I bet you any amount you name that the Castles in their whole life haven’t danced together as much as I and the Missus did at Palm Beach. I’d of gave five dollars if even one o’ the waiters had took her offen my hands for one dance. But I knowed that if I made the offer public they’d of been a really serious quarrel between us instead o’ just the minor brawls occasioned by steppin’ on each other’s feet.
She made a discovery one night. She found out that they was a place called the Beach Club where most o’ the real people disappeared to every evenin’ after dinner. She says we would have to go there too.
“But I ain’t a member,” I says.
“Then find out how you get to be one,” she says.
So to the Beach Club I went and made inquiries.
“You’ll have to be introduced by a guy that already belongs,” says the man at the door.
“Who belongs?” I ast him.
“Hundreds o’ people,” he says. “Who do you know?”
“Two waiters, two barkeepers and one elevator boy,” I says.
He laughed, but his laugh didn’t get me no membership card and I had to dance three or four extra times the next day to square myself with the Missus.
She made another discovery and it cost me six bucks. She found out that, though the meals in the regular dinin’ room was included in the triflin’ rates per day, the real people had at least two o’ their meals in the garden grill and paid extra for ’em. We tried it for one meal and I must say I enjoyed it—all but the check.
“We can’t keep up that clip,” I says to her.
“We could,” says she, “if you wasn’t spendin’ so much on your locker.”
“The locker’s a matter o’ life and death,” I says. “They ain’t no man in the world that could dance as much with their own wife as I do and live without liquid stimulus.”
When we’d been there four days she got to be on speakin’ terms with the ladies’ maid that hung round the lobby and helped put the costumes back on when they slipped off. From this here maid the Missus learned who was who, and the information was relayed to me as soon as they was a chance.
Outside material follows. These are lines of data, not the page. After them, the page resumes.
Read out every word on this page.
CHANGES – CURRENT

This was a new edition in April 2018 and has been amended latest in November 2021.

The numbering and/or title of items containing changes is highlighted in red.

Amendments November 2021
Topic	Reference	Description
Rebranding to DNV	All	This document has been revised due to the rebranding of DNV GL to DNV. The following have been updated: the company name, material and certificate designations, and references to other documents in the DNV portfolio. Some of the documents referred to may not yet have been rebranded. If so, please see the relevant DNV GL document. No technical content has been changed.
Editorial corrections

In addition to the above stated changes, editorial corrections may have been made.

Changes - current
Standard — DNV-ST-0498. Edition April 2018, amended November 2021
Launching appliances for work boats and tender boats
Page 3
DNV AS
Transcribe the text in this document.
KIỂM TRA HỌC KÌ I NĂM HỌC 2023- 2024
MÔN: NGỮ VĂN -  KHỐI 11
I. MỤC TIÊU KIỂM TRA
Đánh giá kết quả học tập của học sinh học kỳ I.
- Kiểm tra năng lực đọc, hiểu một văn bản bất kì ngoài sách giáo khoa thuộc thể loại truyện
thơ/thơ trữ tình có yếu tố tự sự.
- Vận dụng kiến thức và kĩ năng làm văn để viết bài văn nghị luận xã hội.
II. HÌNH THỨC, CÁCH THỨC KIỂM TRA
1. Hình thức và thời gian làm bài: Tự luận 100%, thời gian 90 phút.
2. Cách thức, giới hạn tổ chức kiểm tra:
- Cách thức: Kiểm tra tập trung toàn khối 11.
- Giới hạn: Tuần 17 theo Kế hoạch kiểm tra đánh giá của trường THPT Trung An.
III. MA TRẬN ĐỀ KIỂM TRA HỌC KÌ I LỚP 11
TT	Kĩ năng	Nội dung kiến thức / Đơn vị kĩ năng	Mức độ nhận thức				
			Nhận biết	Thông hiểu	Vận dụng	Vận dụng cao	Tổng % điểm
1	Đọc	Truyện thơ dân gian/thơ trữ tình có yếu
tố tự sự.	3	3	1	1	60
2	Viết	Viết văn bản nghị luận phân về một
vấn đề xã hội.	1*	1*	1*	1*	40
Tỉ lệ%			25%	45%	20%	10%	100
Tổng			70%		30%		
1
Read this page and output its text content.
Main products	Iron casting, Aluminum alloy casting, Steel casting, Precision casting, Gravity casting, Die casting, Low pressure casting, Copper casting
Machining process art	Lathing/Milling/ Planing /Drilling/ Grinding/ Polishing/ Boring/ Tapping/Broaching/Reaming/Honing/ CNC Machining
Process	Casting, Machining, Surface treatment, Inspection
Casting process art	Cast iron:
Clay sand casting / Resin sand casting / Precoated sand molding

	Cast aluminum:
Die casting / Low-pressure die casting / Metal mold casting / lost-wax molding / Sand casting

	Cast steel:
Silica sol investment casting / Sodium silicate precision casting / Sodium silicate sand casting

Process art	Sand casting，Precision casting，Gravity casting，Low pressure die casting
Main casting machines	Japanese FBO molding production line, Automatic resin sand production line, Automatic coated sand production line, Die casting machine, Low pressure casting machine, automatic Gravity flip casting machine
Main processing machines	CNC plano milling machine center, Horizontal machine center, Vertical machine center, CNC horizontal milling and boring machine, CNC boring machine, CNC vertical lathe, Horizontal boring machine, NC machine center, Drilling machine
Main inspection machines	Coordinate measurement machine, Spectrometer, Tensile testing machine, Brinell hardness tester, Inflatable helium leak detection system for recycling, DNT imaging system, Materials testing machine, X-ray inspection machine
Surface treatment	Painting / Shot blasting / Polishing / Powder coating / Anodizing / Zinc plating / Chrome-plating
We’d be settin’ on the porch when I’d feel an elbow in my ribs all of a sudden. I’d look up at who was passin’ and then try and pretend I was excited.
“Who is it?” I’d whisper.
“That’s Mrs. Vandeventer,” the Wife’d say. “Her husband’s the biggest streetcar conductor in Philadelphia.”
Or somebody’d set beside us at the beach or in the Palm Garden and my ribs would be all battered up before the Missus was calm enough to tip me off.
“The Vincents,” she’d say; “the canned prune people.”
It was a little bit thrillin’ at first to be rubbin’ elbows with all them celeb’s; but it got so finally that I could walk out o’ the dinin’ room right behind Scotti, the opera singer, without forgettin’ that my feet hurt.
The Washington’s Birthday Ball brought ’em all together at once, and the Missus pointed out eight and nine at a time and got me so mixed up that I didn’t know Pat Vanderbilt from Maggie Rockefeller. The only one you couldn’t make no mistake about was a Russian count that you couldn’t pronounce. He was buyin’ bay mules or somethin’ for the Russian government, and he was in ambush.
“They say he can’t hardly speak a word of English,” says the Missus.
“If I knowed the word for barber shop in Russia,” says I, “I’d tell him they was one in this hotel.”